Carlos Duclos: "Rodríguez Araya y la patria perdida" (2008)

"Querido don Amadeo: creo en Larcher no así en Toranzo. Este tiene un trauma conspirativo. El radicalismo se desintegrará. Sólo lo evitaría su conducción. A Balbín lo pierde su odio a Frondizi. Esto lo llevará a perder sus posibilidades presidenciales; él quiere el quiebre del orden constitucional y la muerte civil del peronismo. Lo logrará. Contará con el clero y el ejército. Del Castillo le explicará mis preocupaciones. Yo no seré cómplice de un radicalismo golpista. Prefiero quedarme solo".

Ante estas palabras que dan contexto a una breve carta escrita en el año 1959, no puede menos quien las lee sino guardar silencio nostálgico, reflexionar y apenarse porque en nuestros días no haya políticos de la talla de Agustín Rodríguez Araya, que de él es la misiva. Políticos que tanta falta hacen en esta patria sometida, humillada, asida desde hace muchos años por incapaces o desvergonzados cuando no ultracorruptos que han puesto de rodillas y llorosas a tantas almas inocentes, muchas de las cuales han partido sumidas en la desesperación por ver a su descendencia condenada a la incertidumbre.
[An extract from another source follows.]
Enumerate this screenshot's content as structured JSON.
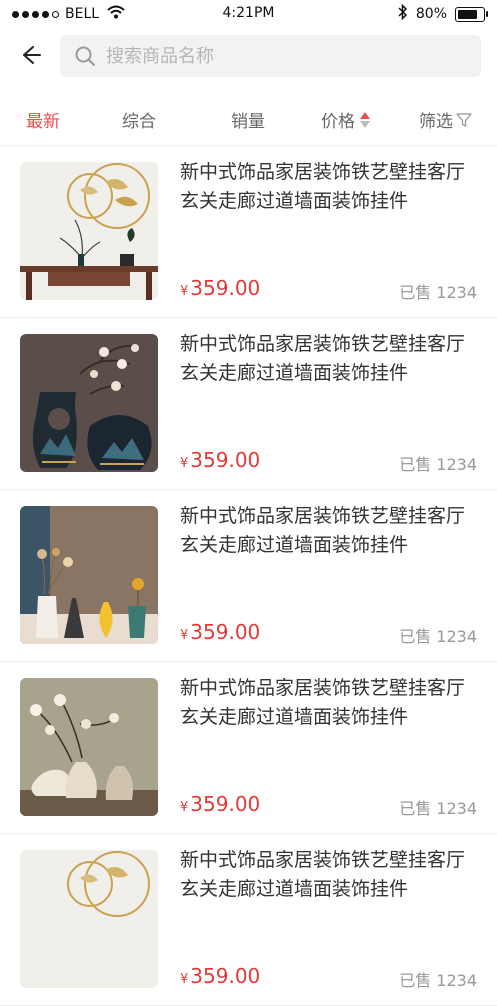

La carta que se acaba de reproducir, escrita con una vieja pero robusta máquina de escribir, tan noble como aquellos espíritus que hoy huelgan en la Nación, es la respuesta que Rodríguez Araya le envía nada menos que al gran médico cirujano argentino y dirigente radical Amadeo Sabattini, quien en un recetario y con una estilográfica de la época le decía al entonces diputado nacional por Santa Fe que abrigaba esperanzas respecto del país y del partido. La respuesta del rosarino fue contundente: refiere a las posibles reacciones de los generales Larcher y Toranzo y pone al desnudo, sin eufemismos ni ambages, los sentimientos de entonces del Chino Balbín y sus anhelos. Y es en ese breve texto donde se pone al desnudo toda la traza magnífica de un hombre comprometido con la causa de toda la Nación y despojado de burdas mezquindades que hoy abundan.

Sería poco después el general Larcher quien retaría a duelo a Rodríguez Araya en virtud de algunas denuncias y manifestaciones públicas que éste había hecho contra militares. Hábil en el manejo de la espada, el militar eligió ese arma para el lance caballeresco y el diputado lejos estuvo de achicarse, a pesar de que jamás había empuñado un filo de este tipo. El rosarino designa como padrinos nada menos que a don Luis Palacios (otra de las figuras que dieron lustre a la vida argentina) y a Horacio Thedy. Palacios le envía a Rodríguez Araya un telegrama que quien esto escribe tiene ante su vista y que conmueve:

"Gracias al amigo y gran ciudadano con un fuerte abrazo. Alfredo Palacios".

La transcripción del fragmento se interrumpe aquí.